Currently, daft only supports distributed read and write of lance. The merge_columns feature of lance itself is very useful for scenarios of adding columns. Here, it should be emphasized that the add_column mentioned here is not the with_columns in daft. with_columns is an in-memory operation, while add_column is persistently bound to the lance object.
I would like to propose the addition of this feature here. Preliminarily, there are several ideas as follows:
-
Implement merge_column as a type of write_lance, write_lance(operation = [append/create/merge]). If it is merge, compare the differences between the schema in the dataframe and the schema in the lance dataset. The newly added columns will be distributed in the form of merge_column. This approach seems a bit strange semantically, but lance itself can uniformly commit operations such as append/create/merge/update
-
Add a task framework, similar to supporting a fixed workflow, encapsulating several execution paradigms. However, the prerequisite here is to support operators like map/map_batches.
merge_column template
ds = daft.from_list([lance.fragment_id)] )
ds = ds.map(v -> process(fid -> merge_column))
ds.collect()
create_index template
ds = daft.from_list([lance.fragment_id)] )
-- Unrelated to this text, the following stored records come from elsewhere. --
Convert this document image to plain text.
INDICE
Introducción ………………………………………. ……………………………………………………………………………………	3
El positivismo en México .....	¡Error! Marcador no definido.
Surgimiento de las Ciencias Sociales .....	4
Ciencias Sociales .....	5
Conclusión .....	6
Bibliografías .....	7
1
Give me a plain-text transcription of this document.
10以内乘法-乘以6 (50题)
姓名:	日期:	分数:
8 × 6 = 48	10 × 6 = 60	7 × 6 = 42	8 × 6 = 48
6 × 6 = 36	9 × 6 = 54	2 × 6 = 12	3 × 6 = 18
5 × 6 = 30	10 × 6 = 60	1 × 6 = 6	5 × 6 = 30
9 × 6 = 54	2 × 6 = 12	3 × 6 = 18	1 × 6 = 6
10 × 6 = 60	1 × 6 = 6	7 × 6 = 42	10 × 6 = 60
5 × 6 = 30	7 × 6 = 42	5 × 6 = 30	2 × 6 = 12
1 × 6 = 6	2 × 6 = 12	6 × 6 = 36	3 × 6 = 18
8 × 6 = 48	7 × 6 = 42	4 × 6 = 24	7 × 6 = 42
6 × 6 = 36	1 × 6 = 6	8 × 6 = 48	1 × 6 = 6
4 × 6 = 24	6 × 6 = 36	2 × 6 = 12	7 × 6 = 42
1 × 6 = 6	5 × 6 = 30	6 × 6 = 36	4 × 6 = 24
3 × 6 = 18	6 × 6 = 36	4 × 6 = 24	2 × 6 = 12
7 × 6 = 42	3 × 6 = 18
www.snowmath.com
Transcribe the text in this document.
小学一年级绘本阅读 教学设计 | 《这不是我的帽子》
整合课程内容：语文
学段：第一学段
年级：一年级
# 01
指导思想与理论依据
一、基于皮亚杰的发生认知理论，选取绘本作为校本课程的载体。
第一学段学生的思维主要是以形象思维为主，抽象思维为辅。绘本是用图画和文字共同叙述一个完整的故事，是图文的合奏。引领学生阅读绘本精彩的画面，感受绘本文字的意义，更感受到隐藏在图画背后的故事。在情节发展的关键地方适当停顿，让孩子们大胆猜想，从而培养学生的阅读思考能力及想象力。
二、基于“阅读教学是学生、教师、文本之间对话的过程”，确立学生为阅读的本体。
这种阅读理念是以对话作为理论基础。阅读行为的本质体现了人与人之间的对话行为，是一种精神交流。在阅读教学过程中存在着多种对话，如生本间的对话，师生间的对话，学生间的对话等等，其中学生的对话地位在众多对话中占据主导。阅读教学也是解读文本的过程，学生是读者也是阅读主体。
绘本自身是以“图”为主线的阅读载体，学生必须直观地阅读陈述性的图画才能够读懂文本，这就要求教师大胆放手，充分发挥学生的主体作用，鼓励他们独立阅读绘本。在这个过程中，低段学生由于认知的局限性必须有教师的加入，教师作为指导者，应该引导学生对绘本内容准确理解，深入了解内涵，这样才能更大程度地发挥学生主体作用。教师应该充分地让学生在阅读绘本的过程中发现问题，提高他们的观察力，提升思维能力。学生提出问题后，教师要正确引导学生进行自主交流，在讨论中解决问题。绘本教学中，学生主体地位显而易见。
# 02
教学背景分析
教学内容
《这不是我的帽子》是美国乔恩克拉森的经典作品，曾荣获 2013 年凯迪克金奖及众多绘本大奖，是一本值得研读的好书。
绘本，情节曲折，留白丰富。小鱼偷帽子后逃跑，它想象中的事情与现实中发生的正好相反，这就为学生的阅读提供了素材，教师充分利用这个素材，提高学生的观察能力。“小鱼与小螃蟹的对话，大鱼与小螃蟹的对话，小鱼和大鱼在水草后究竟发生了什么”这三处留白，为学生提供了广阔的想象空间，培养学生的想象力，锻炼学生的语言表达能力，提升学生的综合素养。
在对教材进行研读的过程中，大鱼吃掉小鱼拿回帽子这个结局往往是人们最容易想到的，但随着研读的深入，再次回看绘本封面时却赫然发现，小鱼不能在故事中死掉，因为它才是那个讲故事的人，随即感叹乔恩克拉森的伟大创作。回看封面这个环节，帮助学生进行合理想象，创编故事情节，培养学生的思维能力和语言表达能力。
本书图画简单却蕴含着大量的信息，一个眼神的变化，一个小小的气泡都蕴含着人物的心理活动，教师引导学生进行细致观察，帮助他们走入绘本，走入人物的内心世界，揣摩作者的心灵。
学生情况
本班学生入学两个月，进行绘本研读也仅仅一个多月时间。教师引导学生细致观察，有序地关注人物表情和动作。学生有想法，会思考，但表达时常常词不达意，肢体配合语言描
ds = ds.map(v -> process(fid -> create_index))
ds.collect()
Describe the solution you'd like
as above
Describe alternatives you've considered
No response
Additional Context
No response
Would you like to implement a fix?
No
Sounds interesting, would def be something we would be looking help for!
Sounds interesting, would def be something we would be looking help for!
@srilman I really want to hear your suggestions here. This is also what I've been doing recently.